Il 2026, però, rappresenta una sfida completamente nuova per piloti e team. Secondo Piastri, il cambiamento più significativo riguarda le power unit, rimaste sostanzialmente invariate per circa un decennio. “Sarà una grande sfida per tutti. Le auto cambiano, ma soprattutto i motori: è una differenza enorme da comprendere e gestire”, ha sottolineato, evidenziando come il fitto programma di test sia fondamentale proprio per adattarsi a questa nuova realtà. Anche il comportamento delle monoposto sarà molto diverso rispetto al recente passato, un aspetto che potrebbe diventare un vero fattore di differenziazione in pista.

Con il nuovo regolamento aumenterà anche il carico di lavoro per i piloti, chiamati a gestire una componente ibrida molto più centrale rispetto al passato. Piastri lo conferma: “Ci sarà sicuramente più da fare in macchina rispetto al 2025. L’ibrido è sempre stato presente, ma ora ha un peso molto maggiore: tanta più potenza arriva dalla batteria, che si può usare e ricaricare molto più velocemente”. Una gestione dell’energia più dinamica, che richiederà grande attenzione, pur mantenendo invariato l’obiettivo principale: andare il più forte possibile.

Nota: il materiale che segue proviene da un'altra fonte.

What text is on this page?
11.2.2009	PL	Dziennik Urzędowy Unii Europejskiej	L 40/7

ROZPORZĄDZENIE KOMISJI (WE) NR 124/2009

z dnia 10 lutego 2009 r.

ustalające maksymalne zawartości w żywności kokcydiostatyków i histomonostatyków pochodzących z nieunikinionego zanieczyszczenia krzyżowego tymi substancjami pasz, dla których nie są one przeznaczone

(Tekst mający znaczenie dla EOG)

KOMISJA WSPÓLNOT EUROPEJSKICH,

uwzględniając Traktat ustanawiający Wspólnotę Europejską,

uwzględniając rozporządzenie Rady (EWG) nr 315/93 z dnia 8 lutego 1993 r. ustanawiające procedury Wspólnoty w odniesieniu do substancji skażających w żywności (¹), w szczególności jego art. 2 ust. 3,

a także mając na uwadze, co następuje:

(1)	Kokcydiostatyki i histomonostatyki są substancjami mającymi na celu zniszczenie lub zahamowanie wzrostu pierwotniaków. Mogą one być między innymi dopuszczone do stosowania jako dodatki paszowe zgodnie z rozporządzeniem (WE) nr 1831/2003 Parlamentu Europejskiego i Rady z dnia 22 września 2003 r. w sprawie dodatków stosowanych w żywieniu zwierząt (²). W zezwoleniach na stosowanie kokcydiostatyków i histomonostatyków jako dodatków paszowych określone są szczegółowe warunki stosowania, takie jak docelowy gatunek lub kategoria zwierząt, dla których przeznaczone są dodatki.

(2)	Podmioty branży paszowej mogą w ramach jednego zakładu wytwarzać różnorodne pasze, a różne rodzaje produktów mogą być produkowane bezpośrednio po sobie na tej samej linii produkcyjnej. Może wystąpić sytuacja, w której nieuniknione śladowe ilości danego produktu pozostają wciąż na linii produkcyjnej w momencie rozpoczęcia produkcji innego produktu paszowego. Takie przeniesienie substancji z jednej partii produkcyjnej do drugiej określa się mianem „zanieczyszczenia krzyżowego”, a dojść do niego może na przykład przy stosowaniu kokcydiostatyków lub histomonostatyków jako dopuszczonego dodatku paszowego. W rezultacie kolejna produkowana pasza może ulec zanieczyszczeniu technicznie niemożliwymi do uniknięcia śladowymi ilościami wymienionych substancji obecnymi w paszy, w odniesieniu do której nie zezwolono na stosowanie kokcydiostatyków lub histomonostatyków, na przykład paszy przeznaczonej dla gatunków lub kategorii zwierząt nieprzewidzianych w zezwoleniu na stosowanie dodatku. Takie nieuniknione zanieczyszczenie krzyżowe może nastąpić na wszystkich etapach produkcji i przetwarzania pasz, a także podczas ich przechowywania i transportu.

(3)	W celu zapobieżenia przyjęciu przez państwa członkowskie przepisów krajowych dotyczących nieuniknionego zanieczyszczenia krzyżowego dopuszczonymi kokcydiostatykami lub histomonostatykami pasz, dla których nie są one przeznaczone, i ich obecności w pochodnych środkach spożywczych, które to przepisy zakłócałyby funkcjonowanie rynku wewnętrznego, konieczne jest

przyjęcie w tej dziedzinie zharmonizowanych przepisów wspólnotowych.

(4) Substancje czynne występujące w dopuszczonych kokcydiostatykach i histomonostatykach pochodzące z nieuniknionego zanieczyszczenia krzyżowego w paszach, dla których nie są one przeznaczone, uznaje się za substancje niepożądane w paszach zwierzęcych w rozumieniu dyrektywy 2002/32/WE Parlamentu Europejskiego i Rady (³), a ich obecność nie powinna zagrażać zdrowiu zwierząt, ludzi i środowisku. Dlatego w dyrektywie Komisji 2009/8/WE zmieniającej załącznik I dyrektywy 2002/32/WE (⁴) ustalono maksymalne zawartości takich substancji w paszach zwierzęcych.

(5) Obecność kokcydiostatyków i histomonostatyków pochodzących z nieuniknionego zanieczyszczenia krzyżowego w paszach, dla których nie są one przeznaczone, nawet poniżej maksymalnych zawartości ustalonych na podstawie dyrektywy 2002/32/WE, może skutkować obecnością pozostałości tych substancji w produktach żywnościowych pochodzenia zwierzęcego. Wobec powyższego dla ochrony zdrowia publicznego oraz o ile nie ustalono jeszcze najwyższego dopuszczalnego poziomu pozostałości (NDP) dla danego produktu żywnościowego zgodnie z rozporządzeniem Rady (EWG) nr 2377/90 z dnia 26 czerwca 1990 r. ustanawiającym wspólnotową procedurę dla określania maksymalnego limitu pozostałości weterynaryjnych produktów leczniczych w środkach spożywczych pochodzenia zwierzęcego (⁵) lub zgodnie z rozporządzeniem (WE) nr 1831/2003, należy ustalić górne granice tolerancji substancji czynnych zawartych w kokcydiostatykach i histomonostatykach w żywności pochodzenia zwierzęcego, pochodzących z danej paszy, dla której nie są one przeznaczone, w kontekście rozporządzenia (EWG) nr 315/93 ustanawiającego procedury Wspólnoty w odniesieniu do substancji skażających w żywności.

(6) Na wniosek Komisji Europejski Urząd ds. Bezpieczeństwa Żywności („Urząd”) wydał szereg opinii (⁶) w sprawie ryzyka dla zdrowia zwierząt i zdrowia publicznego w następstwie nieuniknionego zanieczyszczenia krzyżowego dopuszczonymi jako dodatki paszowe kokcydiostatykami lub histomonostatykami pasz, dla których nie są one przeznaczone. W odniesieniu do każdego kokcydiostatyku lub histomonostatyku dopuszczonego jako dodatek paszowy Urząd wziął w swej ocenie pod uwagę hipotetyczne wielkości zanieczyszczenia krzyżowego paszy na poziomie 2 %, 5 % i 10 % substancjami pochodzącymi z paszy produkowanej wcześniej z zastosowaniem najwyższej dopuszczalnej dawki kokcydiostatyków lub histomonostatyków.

Dal punto di vista estetico, la MCL40 segue la linea della continuità, con una livrea che richiama quelle vincenti degli ultimi anni ma con qualche ritocco mirato. “C’è un po’ più di papaya, soprattutto nella parte anteriore, ed è una cosa che mi piace. Per il resto resta una livrea molto simile a quelle che hanno funzionato bene negli ultimi anni”, ha spiegato Piastri, parlando di piccoli cambiamenti ma dal forte valore identitario.

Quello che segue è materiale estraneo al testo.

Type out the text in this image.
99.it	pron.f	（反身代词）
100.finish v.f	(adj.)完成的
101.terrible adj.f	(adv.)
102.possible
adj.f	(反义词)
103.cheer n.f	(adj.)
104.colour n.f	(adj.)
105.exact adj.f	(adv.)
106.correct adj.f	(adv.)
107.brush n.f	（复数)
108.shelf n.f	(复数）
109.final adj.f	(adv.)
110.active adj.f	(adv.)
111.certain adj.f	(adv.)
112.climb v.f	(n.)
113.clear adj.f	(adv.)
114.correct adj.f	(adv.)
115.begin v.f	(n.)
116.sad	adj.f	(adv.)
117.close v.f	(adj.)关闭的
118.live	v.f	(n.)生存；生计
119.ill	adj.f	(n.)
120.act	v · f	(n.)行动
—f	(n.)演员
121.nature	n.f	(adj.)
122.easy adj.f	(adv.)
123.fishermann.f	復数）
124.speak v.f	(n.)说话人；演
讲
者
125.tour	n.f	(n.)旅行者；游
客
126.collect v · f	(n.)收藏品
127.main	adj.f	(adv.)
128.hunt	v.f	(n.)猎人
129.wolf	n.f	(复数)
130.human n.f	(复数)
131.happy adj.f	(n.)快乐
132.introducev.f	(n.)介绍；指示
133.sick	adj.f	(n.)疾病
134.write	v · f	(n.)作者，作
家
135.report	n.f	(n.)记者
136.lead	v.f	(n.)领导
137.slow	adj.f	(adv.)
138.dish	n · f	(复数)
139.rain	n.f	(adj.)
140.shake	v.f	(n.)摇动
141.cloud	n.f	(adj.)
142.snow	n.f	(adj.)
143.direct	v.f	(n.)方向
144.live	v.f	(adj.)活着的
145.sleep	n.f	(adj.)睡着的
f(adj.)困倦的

Le prime sensazioni in pista con la nuova monoposto sono state incoraggianti, soprattutto per quanto riguarda le prestazioni dei nuovi motori. “È stato bello tornare in pista e capire quanto queste auto siano diverse sotto tanti aspetti. Alla fine, però, resta una Formula 1: è veloce”, ha raccontato l’australiano, soffermandosi in particolare sull’accelerazione in rettilineo, definita “davvero impressionante” con le nuove power unit. L’attesa ora è tutta per il Bahrain, prima di arrivare al debutto stagionale davanti al pubblico di casa a Melbourne.

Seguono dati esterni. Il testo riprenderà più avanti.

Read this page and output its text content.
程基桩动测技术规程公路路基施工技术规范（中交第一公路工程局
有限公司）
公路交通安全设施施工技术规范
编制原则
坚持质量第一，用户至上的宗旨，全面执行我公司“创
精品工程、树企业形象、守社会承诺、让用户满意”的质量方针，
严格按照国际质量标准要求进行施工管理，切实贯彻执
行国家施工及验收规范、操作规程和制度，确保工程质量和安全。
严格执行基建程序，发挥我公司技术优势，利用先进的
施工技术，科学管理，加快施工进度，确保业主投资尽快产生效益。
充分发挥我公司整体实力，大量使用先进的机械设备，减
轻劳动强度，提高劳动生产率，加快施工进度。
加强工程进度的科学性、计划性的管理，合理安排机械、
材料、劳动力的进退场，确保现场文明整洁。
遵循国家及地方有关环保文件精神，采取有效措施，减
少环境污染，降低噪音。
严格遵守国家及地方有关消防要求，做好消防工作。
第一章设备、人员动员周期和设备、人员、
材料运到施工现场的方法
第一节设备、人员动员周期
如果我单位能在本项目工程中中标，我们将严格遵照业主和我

Guardando alle caratteristiche delle nuove vetture, più compatte, strette e leggere, Piastri individua nei circuiti cittadini e a bassa velocità quelli potenzialmente più adatti a esaltarle. “Penso che le piste più lente e strette saranno migliori per queste auto. Monaco e Singapore, per esempio, dovrebbero essere più ‘amichevoli’, mentre i circuiti ad alta velocità saranno molto diversi rispetto al passato, dove le vecchie generazioni di monoposto erano impressionanti”.

In chiusura, il pilota McLaren ha voluto ringraziare l’intera squadra, sia quella presente in pista sia quella al lavoro in fabbrica, senza dimenticare tifosi e partner. “Speriamo che questa macchina sia vincente come le ultime. Vogliamo un altro anno di successi ed è quello per cui stiamo lavorando”, ha concluso Piastri. La MCL40 è pronta a tornare in pista: da Sakhir inizierà davvero il percorso della McLaren nella nuova era della Formula 1.